Lab director denies hiding Armstrong positive test
Martial Saugy said his Lausanne lab did find suspicious levels of banned blood-booster EPO in four urine samples from the race that Armstrong won, but he didn't know if any belonged to the seven-time Tour de France winner.
"The tests were not swept under the table and it's not true that they could have been interpreted as positive," Saugy told Swiss daily Neue Zurcher Zeitung.
Former teammate Tyler Hamilton alleged in an interview with "60 Minutes" last Sunday that Armstrong spoke of using EPO to prepare for his third Tour de France win in 2001, and that cycling's governing body helped him hide a positive test at the Swiss warm-up event.
The CBS program also reported that International Cycling Union officials brokered a meeting involving Armstrong and Saugy's World Anti-Doping Agency-accredited lab, which tested the Swiss race samples.
Armstrong made a deal with the UCI and "figured out a way for it to go away," Hamilton said.
Saugy said Friday that he did meet with Armstrong and then U.S. Postal team manager Johan Bruyneel, but not in Lausanne as Hamilton claimed and unconnected to a suspicious test result.
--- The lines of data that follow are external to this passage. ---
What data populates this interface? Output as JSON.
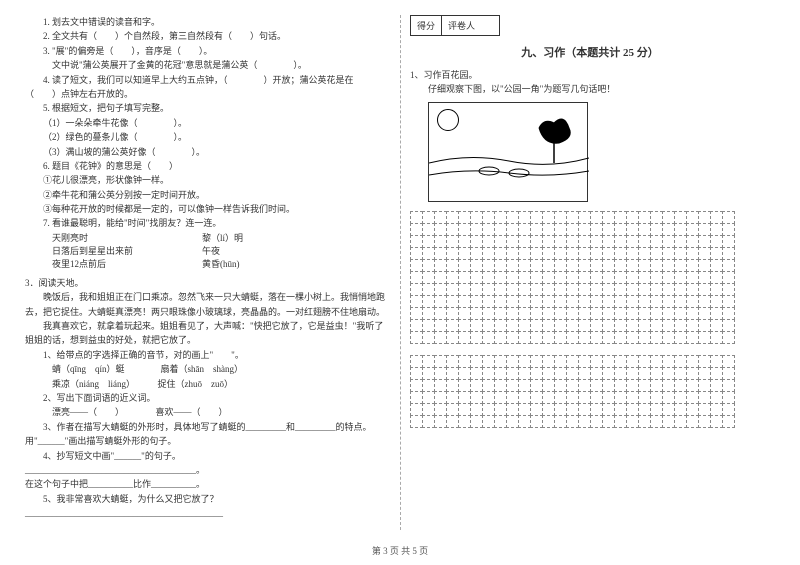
{
  "left": {
    "q1": "1. 划去文中错误的读音和字。",
    "q2": "2. 全文共有（　　）个自然段，第三自然段有（　　）句话。",
    "q3a": "3. \"展\"的偏旁是（　　），音序是（　　）。",
    "q3b": "文中说\"蒲公英展开了金黄的花冠\"意思就是蒲公英（　　　　）。",
    "q4": "4. 读了短文，我们可以知道早上大约五点钟，（　　　　）开放；蒲公英花是在（　　）点钟左右开放的。",
    "q5": "5. 根据短文，把句子填写完整。",
    "q5a": "（1）一朵朵牵牛花像（　　　　）。",
    "q5b": "（2）绿色的蔓条儿像（　　　　）。",
    "q5c": "（3）满山坡的蒲公英好像（　　　　）。",
    "q6": "6. 题目《花钟》的意思是（　　）",
    "q6a": "①花儿很漂亮，形状像钟一样。",
    "q6b": "②牵牛花和蒲公英分别按一定时间开放。",
    "q6c": "③每种花开放的时候都是一定的，可以像钟一样告诉我们时间。",
    "q7": "7. 看谁最聪明，能给\"时间\"找朋友？连一连。",
    "q7l1": "天刚亮时",
    "q7r1": "黎（lí）明",
    "q7l2": "日落后到星星出来前",
    "q7r2": "午夜",
    "q7l3": "夜里12点前后",
    "q7r3": "黄昏(hūn)",
    "p3": "3．阅读天地。",
    "p3t1": "晚饭后，我和姐姐正在门口乘凉。忽然飞来一只大蜻蜓，落在一棵小树上。我悄悄地跑去，把它捉住。大蜻蜓真漂亮！两只眼珠像小玻璃球，亮晶晶的。一对红翅膀不住地扇动。",
    "p3t2": "我真喜欢它，就拿着玩起来。姐姐看见了，大声喊：\"快把它放了，它是益虫！\"我听了姐姐的话，想到益虫的好处，就把它放了。",
    "p3q1": "1、给带点的字选择正确的音节，对的画上\"　　\"。",
    "p3q1a": "蜻（qīng　qín）蜓　　　　扇着（shān　shàng）",
    "p3q1b": "乘凉（niáng　liáng）　　　捉住（zhuō　zuō）",
    "p3q2": "2、写出下面词语的近义词。",
    "p3q2a": "漂亮——（　　）　　　　喜欢——（　　）",
    "p3q3a": "3、作者在描写大蜻蜓的外形时，具体地写了蜻蜓的_________和_________的特点。",
    "p3q3b": "用\"______\"画出描写蜻蜓外形的句子。",
    "p3q4": "4、抄写短文中画\"______\"的句子。",
    "p3q4a": "______________________________________。",
    "p3q4b": "在这个句子中把__________比作__________。",
    "p3q5": "5、我非常喜欢大蜻蜓，为什么又把它放了？",
    "p3q5a": "____________________________________________"
  },
  "right": {
    "scoreLabel1": "得分",
    "scoreLabel2": "评卷人",
    "sectionTitle": "九、习作（本题共计 25 分）",
    "q1": "1、习作百花园。",
    "q1a": "仔细观察下图，以\"公园一角\"为题写几句话吧！"
  },
  "footer": "第 3 页 共 5 页",
  "grid": {
    "rows1": 11,
    "rows2": 6,
    "cols": 27
  }
}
"It also wasn't about discussing a particular result or to cover up anything," said Saugy, adding that the 2002 meeting occurred during a collection of blood samples.
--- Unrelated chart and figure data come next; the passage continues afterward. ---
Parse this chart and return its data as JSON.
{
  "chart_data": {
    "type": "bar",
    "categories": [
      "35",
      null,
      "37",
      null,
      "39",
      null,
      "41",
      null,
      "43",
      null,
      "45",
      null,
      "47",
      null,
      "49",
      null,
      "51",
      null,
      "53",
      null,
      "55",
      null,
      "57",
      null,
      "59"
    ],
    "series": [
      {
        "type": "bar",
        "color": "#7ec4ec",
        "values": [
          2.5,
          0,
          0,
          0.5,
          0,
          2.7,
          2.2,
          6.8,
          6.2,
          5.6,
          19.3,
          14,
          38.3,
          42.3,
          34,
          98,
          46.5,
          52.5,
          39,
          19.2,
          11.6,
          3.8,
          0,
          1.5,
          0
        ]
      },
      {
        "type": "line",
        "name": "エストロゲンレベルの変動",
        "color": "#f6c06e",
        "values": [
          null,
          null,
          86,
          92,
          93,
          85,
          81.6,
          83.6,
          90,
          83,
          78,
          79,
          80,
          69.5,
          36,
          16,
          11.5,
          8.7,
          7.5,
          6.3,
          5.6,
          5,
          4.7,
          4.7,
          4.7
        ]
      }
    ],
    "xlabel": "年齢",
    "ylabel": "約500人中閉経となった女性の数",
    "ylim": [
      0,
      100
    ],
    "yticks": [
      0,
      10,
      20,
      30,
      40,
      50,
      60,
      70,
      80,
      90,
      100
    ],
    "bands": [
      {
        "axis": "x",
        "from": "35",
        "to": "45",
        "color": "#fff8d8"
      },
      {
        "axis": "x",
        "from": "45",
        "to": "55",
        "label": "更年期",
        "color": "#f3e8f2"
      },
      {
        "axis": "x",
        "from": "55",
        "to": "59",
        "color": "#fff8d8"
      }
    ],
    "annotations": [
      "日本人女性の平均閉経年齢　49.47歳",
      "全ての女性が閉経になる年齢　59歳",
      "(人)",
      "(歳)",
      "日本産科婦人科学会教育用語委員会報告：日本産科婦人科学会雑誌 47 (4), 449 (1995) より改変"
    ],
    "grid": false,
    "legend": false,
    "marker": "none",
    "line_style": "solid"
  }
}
Saugy said he gave U.S. Postal his routine presentation about EPO testing at a time when its validity and parameters were still in question.
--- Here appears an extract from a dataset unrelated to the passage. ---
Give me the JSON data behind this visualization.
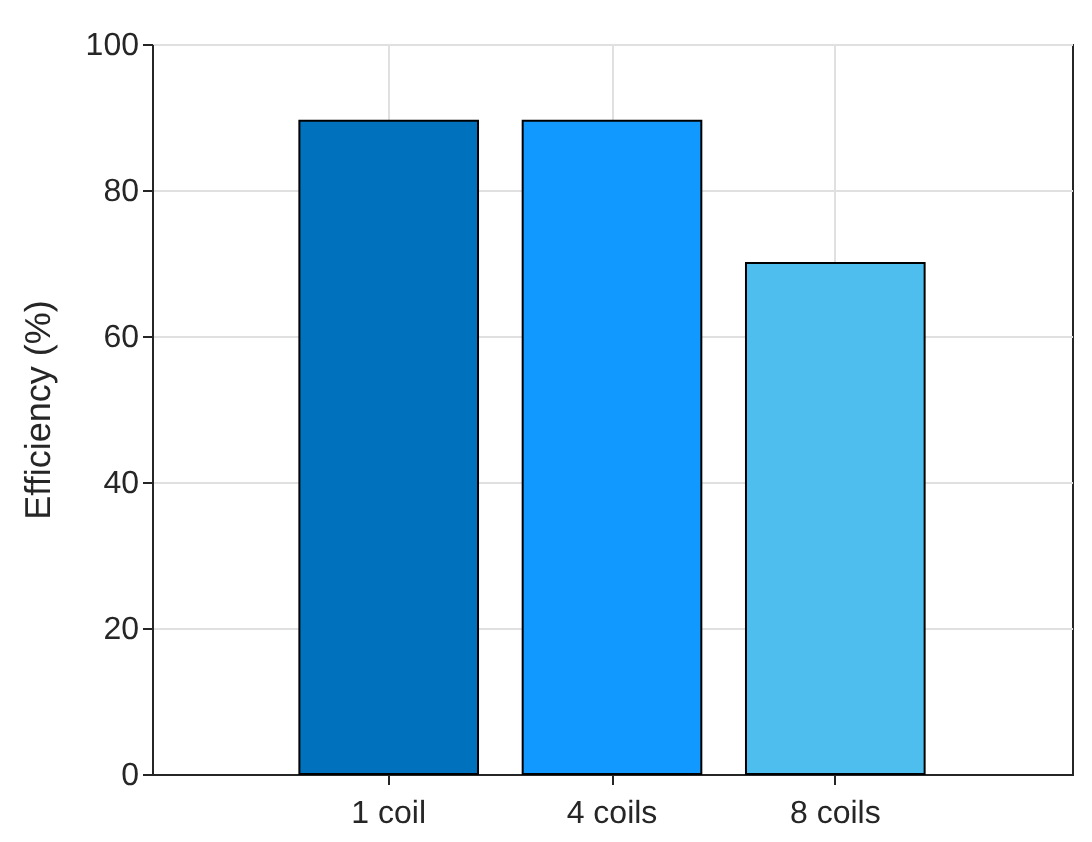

"I explained how the EPO test worked and why there were suspect samples as well as positive ones," he told the NZZ.
Saugy, whose lab devised the UCI's biological passport program to monitor riders' blood, said only the governing body knew who provided the four suspicious samples a decade ago.
On Monday, the UCI said it "categorically rejects" Hamilton's claims that it said were "completely unfounded."
Hein Verbruggen, who was UCI president throughout Armstrong's Tour winning streak, said the governing body "never, ever" covered up a positive test under his leadership.
Verbruggen and current president Pat McQuaid are suing cyclist Floyd Landis in a Swiss court after he accused the UCI of protecting star riders from doping allegations.
Landis and Hamilton have both confessed to doping throughout their careers after years of denials.
Both have spoken with U.S. federal investigators who are investigating an alleged doping program in Armstrong's teams.
Armstrong steadfastly denies doping and has never tested positive.
"These most recent developments debunk Sunday's "60 Minutes" story, and underscore the evil of sloppy, opportunistic attacks on a hero to those battling cancer, based on false, leaked information about long ago bicycle races in Europe," Armstrong attorney Mark Fabiani said Friday.